Driven by the rise in online sales and from seeing fewer customers on the high street, the UK retail sector is having to reinvent itself for the modern consumer. At the heart of the current renaissance, disruptors armed with the latest technologies are creating unique brand experiences, both in-store and online, to attract and retain customers. In many cases, these are previously online-only brands, TikTok, Amazon and Netflix amongst them, making their first forays on to the high street. Key to their success and to the success of others wanting to stay competitive and relevant is cloud technology. Here we explain why.
Integrating business operations
For retail businesses wanting to provide seamless omnichannel services to customers, the unification of business data is essential. With inventory, marketing, communications and customer data all held in separate departmental silos, the ability to have a complete customer view or end to end understanding of the company is highly challenging. Without this, there is little opportunity to integrate business systems and provide the seamlessness that consumers demand.
In the cloud, however, companies can store and manage all data centrally, so that all those who need access to it have the complete picture. At the same time, the cloud delivers a business-wide IT infrastructure that provides operational seamlessness. Together, these give retail brands the ability to cut operational costs while improving the collaboration needed to develop cohesive customer experience strategies that drive the business forward.
Inventory and supply chain visibility
By connecting all company functions to the cloud, retail brands gain a complete view of their inventory and supply chain. By utilising cloud-based technologies like blockchain, for instance, they can produce financial audit trails and track where goods originated and their movements. Inventory tracking, meanwhile, gives them access to real-time stock data, ensuring they have an up to the minute overview of which products are available and where they are located – essential for offering services like click and collect and ensuring that the delivery dates promised can be achieved. Additionally, the data produced here will also give retailers a better understanding of which products sell better than others.
Delivering seamless services to customers requires collaboration beyond the company itself. From the buying of stock to delivery and customer support, modern brands work in tandem with a range of different partners to put everything in place.
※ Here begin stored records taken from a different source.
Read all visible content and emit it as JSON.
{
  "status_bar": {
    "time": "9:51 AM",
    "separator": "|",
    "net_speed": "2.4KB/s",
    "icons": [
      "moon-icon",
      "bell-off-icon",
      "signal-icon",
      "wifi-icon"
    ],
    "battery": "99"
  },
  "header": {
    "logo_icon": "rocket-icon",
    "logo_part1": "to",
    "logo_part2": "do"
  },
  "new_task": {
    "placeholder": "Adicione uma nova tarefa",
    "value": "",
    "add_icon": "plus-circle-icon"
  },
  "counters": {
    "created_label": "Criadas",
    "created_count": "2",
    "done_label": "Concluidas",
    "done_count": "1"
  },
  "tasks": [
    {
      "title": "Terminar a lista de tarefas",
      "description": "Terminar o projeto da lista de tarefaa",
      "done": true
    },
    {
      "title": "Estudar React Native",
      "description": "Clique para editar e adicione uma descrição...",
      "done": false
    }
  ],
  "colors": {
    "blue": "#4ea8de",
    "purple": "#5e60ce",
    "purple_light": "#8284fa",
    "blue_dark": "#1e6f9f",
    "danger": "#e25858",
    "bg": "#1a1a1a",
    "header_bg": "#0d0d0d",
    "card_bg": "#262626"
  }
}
In the same way that internal departments benefit from integration, cloud technology also enables retailers and their suppliers to integrate systems. In this way, all parties can access real-time information. This includes, where relevant, giving real time access to customers as well. For example, suppliers will know when the retailer’s stock levels are running low, retailers will know where incoming consignments are and customers will be able to see where on the road their delivery is. The easier this information is shared, the better the team of companies can work to improve experiences for the customers.
Personalisation has become one of the most liked aspects of modern customer experience. Indeed, many customers are willing to provide additional personal information and pay more for personalised services if it means their shopping experience is customised around their needs and wants.
The cloud provides the ideal infrastructure for the collection, storage and analysis of the huge amount of data used by product recommendation engines and other personalisation tools. When these are deployed, they provide customers with the products and offers that are relevant to them, helping them save time and money – a convenience that increases loyalty and turns customers into brand advocates. That data is also vital for understanding changes in consumer behaviours, for making accurate predictions and providing meaningful insights for the development of new products and services.
The magic ingredient here is customer data, and to deliver end to end personalisation, brands need this to be joined up in order to have a single view of the customer across all touchpoints. The cloud helps achieve this by providing real-time purchasing and browsing data and linking this with the other key customer information that the company holds.
While organisations collect a lot of valuable data, around 25% of companies claim internal data is not unified and over half say they have customer data sitting idly on their CRMs. Making valuable use of this is impeded because of departmental silos and storage on individual systems or machines.
Cloud allows previously isolated datasets to be brought together for the first time to provide new intelligence. Using big data analytics, artificial intelligence and machine learning, the ability to discover new insights has never been greater. Retailers that have adopted cloud technology are finding new ways to make efficiencies, improve operations, automate services and deliver enhanced experiences for their customers. Equally importantly, this can be achieved far quicker, helping companies become more agile in today’s fast-changing market.
Cutting IT costs
With high streets hit by the pandemic, many retailers have found it financially challenging to embrace new technologies. However, one of the biggest benefits of the cloud is that it can actually help retailers significantly cut costs. As the cloud infrastructure is provided by the vendor, the need to purchase and operate costly in-house data centres can be removed. Capital expenditure is replaced by a more manageable monthly fee, which itself is charged for on a pay-as-you-go basis. What’s more, with the ability to scale up or down as demand requires, retailers can have all the IT resources they need but only need to pay for what they use.
Further savings can be made because there will be no maintenance, energy or housing costs and as the service is managed, IT staff will be freed up to work on business-oriented projects. Additionally, most cloud-based software is open-source and requires no licencing fee and where proprietary apps are deployed, the vendor is usually able to offer them at a lower cost.
For retailers wishing to attract new customers with better customer experiences, the cloud is the solution of choice. In particular, is its ability to help brands join up data and integrate their systems to provide new insights and seamless operations. At the same time, it brings technologies like data analytics, AI and machine learning into play, while enabling the deployment of CX enhancing solutions like chatbots, shopping apps, VR, EPOS systems and so forth.